Institute for Comparative Research in Human and Social Sciences (ICR) is located in University of Tsukuba. The goal of ICR is to establish Japan as an academic force for advancing Humanities and Social Sciences, addressing global issues, and overcoming civilization clashes.

==History==
The University of Tsukuba ICR was founded in 2014.
It is the combination of Center for International, Comparative, and Advanced Japanese Studies(CAJS) and Research Center For West Asian Civilization at University of Tsukuba.

==What is ICR?==
Comparative Research which is not confined by the framework of state, is the basic innovative idea for new Humanities and Social Sciences to tackle global issues. ICR is aiming at creating innovations where Comparative Studies of Modern Society, Foundation of Civilizations and Cultural Communication intersect. In-depth basic researches and dissemination of studies to the world will put the best mixture into practice.

== ICR Missions ==
"Transnational Innovation Through Imagination"
1. To develop transnational comparative research methods by making new ideas and methods not confined by the framework of state.
2. To seek the ways to "co-exist" for the solution of global problems, placing great value on "co-existence" with Japan's identity.
3. To establish Japan's academic position and disseminate the "innovation of the humanities and social science" to the world.

==Features of ICR==
1. Disseminate an excellent support system for international collaborative research.
2. Place a high value on inspiration and diverse research environment.
3. Put weigh on developing human resources for the future research.
4. Originate a Japanese Style Research Innovation.
5. Become the linking base between basic researches and researches that contribute to societies.

==Organization==
ICR consist of 3 different research divisions
1. Center for International, Comparative, and Advanced Japanese Studies(CAJS)
2. Research Center For West Asian Civilization
3. Inter Faculty Education & Research Initiative(IFERI)

==Main members==
- Yutaka Tsujinaka – director of ICR, professor in political science, chairman of International Association Universities, special assistant of president at University of Tsukuba
- Akira Tsuneki – deputy director of ICR, professor in archaeology, Research Center For West Asian Civilization
- Saburo Aoki – deputy director of ICR, professor in literature and linguistics, head of Inter Faculty Education & Research Initiative (IFERI)

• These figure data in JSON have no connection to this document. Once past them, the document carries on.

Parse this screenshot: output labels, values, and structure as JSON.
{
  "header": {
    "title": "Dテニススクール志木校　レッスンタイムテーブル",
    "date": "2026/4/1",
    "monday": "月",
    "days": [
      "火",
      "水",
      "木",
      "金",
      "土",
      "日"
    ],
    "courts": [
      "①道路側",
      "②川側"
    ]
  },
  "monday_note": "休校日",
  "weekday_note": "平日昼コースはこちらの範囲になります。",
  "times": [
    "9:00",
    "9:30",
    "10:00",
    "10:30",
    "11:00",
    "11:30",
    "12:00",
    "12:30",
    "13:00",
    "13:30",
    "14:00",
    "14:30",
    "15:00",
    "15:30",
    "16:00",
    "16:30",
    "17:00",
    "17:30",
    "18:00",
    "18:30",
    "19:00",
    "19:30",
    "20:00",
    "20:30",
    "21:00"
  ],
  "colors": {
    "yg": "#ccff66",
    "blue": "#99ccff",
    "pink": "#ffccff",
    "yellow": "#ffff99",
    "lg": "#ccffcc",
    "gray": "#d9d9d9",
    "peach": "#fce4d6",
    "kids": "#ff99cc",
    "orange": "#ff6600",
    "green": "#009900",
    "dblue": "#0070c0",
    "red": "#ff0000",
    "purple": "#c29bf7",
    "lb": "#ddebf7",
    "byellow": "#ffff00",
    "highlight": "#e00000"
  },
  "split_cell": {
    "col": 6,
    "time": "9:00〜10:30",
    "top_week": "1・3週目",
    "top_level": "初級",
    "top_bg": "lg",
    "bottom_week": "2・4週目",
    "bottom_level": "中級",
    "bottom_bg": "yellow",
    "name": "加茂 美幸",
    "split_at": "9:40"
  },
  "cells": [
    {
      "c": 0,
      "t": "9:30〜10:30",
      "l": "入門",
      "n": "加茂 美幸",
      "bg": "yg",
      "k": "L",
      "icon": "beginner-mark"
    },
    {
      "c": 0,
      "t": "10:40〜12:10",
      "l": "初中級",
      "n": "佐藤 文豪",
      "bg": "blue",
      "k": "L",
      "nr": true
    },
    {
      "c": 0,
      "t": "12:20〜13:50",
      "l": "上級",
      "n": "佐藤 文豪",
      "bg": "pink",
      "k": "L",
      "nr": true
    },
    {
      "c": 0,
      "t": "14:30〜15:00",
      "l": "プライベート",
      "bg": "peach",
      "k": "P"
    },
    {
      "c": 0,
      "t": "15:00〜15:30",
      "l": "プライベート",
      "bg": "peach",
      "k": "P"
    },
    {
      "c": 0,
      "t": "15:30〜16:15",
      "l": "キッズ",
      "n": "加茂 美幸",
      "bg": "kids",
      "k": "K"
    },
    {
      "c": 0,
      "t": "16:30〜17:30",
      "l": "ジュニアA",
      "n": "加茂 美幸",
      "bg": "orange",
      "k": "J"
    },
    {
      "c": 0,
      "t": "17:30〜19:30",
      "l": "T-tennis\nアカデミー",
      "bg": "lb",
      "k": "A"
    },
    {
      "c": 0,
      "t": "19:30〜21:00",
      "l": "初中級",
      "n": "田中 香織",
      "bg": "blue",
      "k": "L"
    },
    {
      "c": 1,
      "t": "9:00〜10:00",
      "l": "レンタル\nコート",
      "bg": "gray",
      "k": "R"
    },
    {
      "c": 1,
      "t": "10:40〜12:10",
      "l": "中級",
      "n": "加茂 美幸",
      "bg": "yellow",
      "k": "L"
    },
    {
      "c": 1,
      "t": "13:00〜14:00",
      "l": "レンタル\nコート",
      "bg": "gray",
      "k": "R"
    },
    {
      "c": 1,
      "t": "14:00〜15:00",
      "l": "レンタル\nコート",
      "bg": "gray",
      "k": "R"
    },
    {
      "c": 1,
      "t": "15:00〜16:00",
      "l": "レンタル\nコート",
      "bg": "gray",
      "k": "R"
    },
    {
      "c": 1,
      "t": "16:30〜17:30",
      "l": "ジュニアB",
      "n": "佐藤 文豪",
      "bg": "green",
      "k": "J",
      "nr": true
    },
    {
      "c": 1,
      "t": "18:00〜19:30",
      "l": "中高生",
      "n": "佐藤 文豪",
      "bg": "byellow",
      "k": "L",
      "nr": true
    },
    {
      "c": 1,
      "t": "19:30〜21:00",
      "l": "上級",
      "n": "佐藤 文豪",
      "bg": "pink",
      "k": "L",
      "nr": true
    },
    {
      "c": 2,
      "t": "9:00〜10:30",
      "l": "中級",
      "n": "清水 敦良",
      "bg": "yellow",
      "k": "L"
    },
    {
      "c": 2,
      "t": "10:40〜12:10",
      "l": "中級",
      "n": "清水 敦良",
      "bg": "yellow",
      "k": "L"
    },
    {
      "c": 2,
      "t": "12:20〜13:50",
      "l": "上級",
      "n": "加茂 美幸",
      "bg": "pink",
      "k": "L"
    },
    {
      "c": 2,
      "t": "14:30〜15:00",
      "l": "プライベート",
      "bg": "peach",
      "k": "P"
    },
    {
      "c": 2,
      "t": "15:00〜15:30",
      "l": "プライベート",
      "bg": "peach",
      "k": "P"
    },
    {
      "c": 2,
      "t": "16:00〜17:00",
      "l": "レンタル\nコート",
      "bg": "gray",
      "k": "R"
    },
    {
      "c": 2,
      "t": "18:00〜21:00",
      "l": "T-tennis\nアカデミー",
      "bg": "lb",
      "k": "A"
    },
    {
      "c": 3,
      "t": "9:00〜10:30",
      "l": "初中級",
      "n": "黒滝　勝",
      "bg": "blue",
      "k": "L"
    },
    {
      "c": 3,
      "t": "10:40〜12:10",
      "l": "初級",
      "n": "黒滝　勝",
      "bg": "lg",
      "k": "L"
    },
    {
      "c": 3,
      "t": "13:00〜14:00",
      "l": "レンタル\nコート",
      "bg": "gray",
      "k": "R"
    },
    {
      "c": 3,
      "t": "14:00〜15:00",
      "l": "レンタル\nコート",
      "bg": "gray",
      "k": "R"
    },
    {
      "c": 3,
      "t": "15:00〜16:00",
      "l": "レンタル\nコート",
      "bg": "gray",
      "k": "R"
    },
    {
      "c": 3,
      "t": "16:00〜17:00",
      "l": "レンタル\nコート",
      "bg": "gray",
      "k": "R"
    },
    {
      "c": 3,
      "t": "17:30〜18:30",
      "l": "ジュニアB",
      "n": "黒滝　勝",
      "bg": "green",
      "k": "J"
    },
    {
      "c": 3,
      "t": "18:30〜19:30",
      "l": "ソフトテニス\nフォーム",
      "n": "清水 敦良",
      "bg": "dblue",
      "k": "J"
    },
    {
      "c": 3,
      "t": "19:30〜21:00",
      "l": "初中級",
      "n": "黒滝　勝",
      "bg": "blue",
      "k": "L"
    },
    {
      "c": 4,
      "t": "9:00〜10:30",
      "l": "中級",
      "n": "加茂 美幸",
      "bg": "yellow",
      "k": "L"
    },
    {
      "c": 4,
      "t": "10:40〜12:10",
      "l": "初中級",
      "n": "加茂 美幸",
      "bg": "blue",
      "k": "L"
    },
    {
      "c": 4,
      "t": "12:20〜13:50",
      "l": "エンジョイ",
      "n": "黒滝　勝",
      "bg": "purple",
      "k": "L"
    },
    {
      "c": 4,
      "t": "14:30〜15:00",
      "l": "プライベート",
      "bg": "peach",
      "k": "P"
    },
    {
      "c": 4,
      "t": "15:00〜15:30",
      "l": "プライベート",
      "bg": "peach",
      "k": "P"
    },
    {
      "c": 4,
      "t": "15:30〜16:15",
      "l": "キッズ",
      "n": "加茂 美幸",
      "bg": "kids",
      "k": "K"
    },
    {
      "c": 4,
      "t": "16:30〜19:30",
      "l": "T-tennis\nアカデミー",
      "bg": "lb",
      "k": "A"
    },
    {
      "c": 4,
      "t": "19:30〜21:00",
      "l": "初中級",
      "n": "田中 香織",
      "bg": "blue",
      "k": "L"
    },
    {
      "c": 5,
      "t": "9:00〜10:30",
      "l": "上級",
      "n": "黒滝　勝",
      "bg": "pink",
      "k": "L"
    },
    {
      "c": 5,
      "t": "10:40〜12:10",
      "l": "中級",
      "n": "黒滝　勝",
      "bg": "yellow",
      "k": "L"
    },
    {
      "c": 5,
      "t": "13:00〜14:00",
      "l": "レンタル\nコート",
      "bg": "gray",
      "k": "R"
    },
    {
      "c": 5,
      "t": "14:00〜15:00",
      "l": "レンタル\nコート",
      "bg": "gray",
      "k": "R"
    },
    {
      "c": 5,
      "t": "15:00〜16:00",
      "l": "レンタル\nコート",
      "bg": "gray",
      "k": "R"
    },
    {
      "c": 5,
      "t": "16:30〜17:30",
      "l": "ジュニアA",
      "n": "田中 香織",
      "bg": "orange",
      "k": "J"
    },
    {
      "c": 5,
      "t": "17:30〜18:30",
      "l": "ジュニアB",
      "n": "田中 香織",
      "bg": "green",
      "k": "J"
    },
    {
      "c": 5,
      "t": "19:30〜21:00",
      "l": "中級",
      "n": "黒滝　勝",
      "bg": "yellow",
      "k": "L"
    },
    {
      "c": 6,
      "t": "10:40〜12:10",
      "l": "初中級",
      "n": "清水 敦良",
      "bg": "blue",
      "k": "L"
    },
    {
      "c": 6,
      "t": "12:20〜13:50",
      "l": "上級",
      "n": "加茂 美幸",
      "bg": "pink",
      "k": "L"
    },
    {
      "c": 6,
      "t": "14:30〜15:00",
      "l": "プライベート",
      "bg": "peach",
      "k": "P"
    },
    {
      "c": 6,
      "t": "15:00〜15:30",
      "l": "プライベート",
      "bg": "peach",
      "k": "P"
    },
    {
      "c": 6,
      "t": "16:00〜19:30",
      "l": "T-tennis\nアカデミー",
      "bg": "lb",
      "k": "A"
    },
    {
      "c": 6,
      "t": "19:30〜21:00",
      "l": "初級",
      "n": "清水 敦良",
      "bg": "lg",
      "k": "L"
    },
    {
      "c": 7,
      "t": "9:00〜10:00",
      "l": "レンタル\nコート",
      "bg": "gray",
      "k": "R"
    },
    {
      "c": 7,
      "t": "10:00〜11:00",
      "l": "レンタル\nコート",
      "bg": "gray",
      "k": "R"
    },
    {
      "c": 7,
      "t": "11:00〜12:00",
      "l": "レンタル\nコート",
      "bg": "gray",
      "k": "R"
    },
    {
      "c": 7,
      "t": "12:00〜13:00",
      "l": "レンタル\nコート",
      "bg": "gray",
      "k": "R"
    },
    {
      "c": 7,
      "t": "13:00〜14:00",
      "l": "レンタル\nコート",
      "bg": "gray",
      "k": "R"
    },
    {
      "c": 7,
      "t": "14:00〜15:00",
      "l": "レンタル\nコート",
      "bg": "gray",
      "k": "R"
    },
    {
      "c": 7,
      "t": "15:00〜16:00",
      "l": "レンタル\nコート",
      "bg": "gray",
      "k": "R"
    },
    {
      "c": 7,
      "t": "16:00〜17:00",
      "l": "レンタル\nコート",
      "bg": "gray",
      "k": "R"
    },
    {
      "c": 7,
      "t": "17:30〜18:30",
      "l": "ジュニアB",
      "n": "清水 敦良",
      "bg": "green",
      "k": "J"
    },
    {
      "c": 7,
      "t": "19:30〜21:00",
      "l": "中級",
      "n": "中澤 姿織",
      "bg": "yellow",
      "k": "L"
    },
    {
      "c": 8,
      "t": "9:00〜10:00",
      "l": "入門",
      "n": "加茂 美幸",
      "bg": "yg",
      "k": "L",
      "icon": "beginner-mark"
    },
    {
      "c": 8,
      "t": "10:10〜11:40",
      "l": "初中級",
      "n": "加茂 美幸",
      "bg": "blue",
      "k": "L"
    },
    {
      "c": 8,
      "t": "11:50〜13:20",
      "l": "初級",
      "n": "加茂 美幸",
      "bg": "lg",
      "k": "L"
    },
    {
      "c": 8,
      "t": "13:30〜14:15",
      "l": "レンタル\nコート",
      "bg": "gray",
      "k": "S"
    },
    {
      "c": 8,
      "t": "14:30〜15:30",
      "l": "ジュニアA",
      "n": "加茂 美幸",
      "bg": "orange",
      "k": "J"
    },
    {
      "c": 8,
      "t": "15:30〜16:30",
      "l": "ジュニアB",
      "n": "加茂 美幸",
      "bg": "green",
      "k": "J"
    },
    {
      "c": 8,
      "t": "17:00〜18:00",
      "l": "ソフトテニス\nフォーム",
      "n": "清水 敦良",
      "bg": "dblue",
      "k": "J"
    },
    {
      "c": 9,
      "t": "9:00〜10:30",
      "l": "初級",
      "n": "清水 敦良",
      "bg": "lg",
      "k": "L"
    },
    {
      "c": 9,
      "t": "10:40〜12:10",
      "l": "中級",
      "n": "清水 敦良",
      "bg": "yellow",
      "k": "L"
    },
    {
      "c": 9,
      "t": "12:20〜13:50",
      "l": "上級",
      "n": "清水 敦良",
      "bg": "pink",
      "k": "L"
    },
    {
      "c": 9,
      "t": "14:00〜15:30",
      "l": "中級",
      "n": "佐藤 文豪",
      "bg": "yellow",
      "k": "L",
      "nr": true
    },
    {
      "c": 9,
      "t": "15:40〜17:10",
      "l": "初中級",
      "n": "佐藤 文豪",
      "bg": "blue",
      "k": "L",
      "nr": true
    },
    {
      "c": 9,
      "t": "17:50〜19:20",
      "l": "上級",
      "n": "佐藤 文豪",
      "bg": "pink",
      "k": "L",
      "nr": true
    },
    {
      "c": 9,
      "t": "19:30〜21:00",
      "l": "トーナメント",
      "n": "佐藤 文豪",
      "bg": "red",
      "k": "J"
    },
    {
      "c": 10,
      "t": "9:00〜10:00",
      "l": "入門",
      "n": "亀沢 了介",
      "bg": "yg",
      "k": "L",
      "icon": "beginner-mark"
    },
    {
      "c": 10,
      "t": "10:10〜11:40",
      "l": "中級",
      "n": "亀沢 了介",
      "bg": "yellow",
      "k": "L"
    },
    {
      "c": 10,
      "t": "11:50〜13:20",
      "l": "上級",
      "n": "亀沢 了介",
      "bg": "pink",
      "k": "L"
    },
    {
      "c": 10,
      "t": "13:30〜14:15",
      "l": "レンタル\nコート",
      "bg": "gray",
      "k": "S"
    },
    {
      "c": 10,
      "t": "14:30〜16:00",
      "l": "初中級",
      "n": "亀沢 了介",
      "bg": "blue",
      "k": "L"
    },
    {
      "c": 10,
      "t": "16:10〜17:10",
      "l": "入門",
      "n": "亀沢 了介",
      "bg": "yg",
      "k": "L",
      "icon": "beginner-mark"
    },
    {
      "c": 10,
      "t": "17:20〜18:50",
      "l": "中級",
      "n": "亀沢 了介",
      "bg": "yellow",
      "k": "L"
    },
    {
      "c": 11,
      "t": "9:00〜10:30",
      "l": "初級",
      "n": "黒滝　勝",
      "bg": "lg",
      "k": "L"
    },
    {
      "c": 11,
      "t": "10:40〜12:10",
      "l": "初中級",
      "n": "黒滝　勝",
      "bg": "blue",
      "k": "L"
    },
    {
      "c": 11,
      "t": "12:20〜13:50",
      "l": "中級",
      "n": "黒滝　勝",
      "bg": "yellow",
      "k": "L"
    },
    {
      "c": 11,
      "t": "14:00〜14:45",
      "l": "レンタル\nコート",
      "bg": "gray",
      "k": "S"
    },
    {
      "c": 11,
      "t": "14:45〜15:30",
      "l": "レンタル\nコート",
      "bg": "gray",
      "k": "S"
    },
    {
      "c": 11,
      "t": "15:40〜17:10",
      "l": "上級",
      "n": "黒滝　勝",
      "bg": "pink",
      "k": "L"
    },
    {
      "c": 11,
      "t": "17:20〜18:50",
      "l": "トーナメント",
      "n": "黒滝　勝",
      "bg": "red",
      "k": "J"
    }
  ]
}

Researchers' Profile from University of Tsukuba

- Yutaka Tsujinaka
- Akira Tsuneki
- Saburo Aoki

== Publications in English ==
- Civil Society in Asia In Search of Democracy and Development in Bangladesh Edited by: Fahimul Quadir (York University, Canada) with Yutaka Tsujinaka (University of Tsukuba, Japan)

== Access ==
1-1-1 tennodai Tsukuba, Ibaraki, JAPAN.

Take the Tsukuba Express (TX)line to Tsukuba Station, then transfer to the Loop-line on-campus bus (Hidari-Mawari) to "Daigaku-koen" or Buses bound for Tsukuba Daigaku Chuo to "Daigaku-Koen"(Tsukuba Center Bus Terminal #6).